With careful planning, cardiology fellows can take full advantage of the several different training pathways in PVD. There has never been a more exciting time to become a vascular specialist. The flexibility offered by current training pathways allows FITs to trailor their curriculum to their individual needs, and in turn, the needs of their patients in the future.
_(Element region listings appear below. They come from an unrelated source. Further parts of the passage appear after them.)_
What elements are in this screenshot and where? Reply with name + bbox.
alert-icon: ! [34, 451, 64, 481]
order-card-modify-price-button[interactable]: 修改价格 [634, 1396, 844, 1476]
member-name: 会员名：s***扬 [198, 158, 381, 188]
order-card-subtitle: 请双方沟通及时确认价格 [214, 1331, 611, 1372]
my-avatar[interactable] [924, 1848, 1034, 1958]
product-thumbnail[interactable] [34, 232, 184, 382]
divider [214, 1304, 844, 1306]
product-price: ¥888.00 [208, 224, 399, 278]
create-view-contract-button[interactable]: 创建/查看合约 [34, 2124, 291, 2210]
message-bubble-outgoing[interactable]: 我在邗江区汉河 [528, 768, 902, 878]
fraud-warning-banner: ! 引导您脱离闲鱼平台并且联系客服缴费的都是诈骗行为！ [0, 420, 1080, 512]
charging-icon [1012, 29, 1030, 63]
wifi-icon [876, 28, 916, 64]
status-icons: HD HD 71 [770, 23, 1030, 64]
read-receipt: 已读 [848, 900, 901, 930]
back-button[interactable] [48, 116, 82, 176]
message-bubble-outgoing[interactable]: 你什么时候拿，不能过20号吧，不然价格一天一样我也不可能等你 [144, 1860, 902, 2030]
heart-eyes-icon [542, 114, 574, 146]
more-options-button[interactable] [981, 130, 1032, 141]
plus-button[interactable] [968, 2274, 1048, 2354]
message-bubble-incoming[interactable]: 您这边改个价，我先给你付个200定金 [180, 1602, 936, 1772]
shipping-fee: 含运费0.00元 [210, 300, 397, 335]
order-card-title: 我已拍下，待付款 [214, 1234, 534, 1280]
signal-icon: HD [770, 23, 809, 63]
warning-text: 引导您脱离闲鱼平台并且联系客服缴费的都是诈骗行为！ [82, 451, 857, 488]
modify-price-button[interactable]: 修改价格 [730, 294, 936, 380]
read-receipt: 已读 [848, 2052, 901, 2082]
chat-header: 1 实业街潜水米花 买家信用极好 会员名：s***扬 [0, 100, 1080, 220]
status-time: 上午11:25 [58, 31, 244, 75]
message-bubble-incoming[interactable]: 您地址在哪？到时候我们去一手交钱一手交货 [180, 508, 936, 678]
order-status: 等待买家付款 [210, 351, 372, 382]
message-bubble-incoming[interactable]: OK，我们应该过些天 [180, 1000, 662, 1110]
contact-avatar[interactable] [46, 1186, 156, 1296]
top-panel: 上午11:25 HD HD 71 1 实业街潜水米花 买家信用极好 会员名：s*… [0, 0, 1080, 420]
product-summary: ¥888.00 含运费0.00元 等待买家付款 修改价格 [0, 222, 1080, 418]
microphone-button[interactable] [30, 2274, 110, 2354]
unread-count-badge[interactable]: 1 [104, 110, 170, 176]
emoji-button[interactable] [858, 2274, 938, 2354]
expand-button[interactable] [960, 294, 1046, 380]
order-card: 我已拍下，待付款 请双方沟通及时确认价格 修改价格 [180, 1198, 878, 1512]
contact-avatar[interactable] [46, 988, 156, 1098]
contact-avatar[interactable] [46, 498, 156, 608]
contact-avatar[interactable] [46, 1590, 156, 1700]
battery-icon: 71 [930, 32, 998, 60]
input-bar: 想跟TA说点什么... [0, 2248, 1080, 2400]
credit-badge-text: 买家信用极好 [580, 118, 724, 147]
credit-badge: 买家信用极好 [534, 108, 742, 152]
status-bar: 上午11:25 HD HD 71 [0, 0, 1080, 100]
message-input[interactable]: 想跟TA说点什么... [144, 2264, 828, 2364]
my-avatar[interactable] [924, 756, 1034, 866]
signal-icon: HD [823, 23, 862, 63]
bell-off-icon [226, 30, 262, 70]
Table 1: Summary and Comparison of Training Pathways in PVD For FITs.

Pathway

Key Skills Acquired

Time Requirement / Notes

COCATS Level I

  • Required of all cardiology fellows
  • Able to provide care for most patients with PVD as a consultant
  • None beyond standard 3-year fellowship
  • Does not provide ability to bill for interpretation of PVD diagnostic testing

COCATS Level II

  • Provide specialized PVD care
  • Able to interpret vascular tests
  • Recommended prior to or during peripheral vascular intervention training
  • Able to complete within 3-year cardiology fellowship with careful planning
  • Meets criteria to sit for RPVI exam

 

COCATS Level III / Vascular Medicine Certified

  • Knowledge and skill to become a vascular medicine expert
  • Required for subspecialty boarding in vascular medicine
  • Requires a dedicated additional 1 year
  • Meets criteria to sit for RPVI exam
  • Meets criteria to sit for the ABVM general vascular medicine board examination

Peripheral Vascular Intervention

  • Knowledge and technical ability to perform peripheral arterial and venous endovascular interventions
  • Dedicated 1 additional year (in addition to 1 year of coronary interventional training)
  • Does not provide RPVI or RVT certification
  • May meet criteria to sit for the ABVM endovascular examination

RPVI Certification

  • Tests ability to interpret non-invasive vascular diagnostic studies (i.e. arterial and venous ultrasound, etc)
  • Supervised interpretation of at least 500 diagnostic studies
  • COCATS II and III satisfy criteria to sit for the RPVI exam
  • Specific requirements at http://ardms.org/

RVT Certification

  • Ability to perform vascular diagnostic studies (i.e. arterial and venous ultrasound, etc)
  • May require additional time or planning to obtain during training

This article was authored by Grant W. Reed, MD, a fellow in training (FIT) in the department of cardiovascular medicine at Cleveland Clinic, and Heather L. Gornik, MD, FACC, medical director of the non-invasive vascular laboratory at Cleveland Clinic.